La décriminalisation de ces violences avait été portée par les courants conservateurs, très influents, au sein du régime de Vladimir Poutine, en particulier la puissante Église orthodoxe russe. Cette dernière considère que la justice, en s’immisçant dans les foyers, briserait des familles ce qui est "incompatible avec les valeurs spirituelles et morales traditionnelles de la Russie".

Régulièrement, les affaires de violences domestiques font la une en Russie. Les ONG pointent aussi du doigt la culture de l’indifférence, voire la négligence des policiers qui traitent souvent avec désintérêt les affaires de violences domestiques. Récemment, une femme est morte après avoir été frappée pendant des heures par son compagnon. La police ne s’est pas déplacée en dépit de multiples appels désespérés des voisins.

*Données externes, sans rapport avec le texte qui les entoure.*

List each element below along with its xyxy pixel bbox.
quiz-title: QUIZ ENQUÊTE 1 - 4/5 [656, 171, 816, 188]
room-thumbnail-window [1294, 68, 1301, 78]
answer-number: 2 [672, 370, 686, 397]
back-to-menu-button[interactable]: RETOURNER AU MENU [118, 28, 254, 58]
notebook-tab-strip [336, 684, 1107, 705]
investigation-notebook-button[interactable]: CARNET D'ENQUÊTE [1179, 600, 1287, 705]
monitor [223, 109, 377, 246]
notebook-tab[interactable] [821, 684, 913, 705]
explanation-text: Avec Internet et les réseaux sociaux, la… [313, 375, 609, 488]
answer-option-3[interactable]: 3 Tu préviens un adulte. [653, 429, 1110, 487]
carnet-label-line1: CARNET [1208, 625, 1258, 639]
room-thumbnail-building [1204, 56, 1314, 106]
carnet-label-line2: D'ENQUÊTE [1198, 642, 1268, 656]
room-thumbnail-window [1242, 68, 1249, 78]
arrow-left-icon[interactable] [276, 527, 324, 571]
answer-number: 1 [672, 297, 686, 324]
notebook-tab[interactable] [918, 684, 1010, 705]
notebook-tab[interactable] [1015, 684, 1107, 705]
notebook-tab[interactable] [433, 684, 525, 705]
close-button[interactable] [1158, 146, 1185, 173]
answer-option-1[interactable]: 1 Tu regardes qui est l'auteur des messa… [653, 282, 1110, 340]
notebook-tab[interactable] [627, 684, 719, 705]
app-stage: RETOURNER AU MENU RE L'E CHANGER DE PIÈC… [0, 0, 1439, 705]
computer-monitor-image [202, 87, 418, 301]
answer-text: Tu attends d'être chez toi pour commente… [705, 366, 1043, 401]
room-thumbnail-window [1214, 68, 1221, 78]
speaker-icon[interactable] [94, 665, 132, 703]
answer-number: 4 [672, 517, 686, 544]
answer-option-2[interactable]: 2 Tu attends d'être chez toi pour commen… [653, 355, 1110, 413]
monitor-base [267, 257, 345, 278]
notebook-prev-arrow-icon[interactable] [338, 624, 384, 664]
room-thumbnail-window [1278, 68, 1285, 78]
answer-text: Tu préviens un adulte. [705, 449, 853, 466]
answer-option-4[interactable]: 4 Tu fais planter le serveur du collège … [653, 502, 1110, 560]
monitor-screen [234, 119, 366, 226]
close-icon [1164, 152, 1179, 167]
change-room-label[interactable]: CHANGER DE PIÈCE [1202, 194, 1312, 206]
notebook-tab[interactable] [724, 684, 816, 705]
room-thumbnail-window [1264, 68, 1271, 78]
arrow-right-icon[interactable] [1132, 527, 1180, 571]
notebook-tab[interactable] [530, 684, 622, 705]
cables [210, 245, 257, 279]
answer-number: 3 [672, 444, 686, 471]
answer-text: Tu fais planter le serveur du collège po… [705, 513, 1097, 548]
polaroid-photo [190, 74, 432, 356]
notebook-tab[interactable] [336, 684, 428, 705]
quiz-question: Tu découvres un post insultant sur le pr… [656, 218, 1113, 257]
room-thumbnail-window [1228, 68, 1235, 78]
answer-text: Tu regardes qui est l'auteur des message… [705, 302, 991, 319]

Depuis juillet 2018, l’affaire des sœurs Khatchatourian, Krestina, Angelina et Maria, choque le pays. Après avoir subi des années de sévices physiques, sexuels et psychologiques de la part de leur père, les trois jeunes femmes l’avaient tué avec un couteau et un marteau dans son sommeil. Ce dernier, Mikhaïl, avait bénéficié de protections policières.

Deux d’entre elles doivent être jugées pour meurtre avec préméditation, et la légitime défense leur a été refusée. La benjamine, mineure au moment des faits, fait l’objet d’une "obligation de soins médicaux". Une enquête vient d’être ouverte cependant sur les sévices subis par les jeunes femmes, ce qui, selon les avocats, pourrait permettre d’adoucir les sanctions encourues.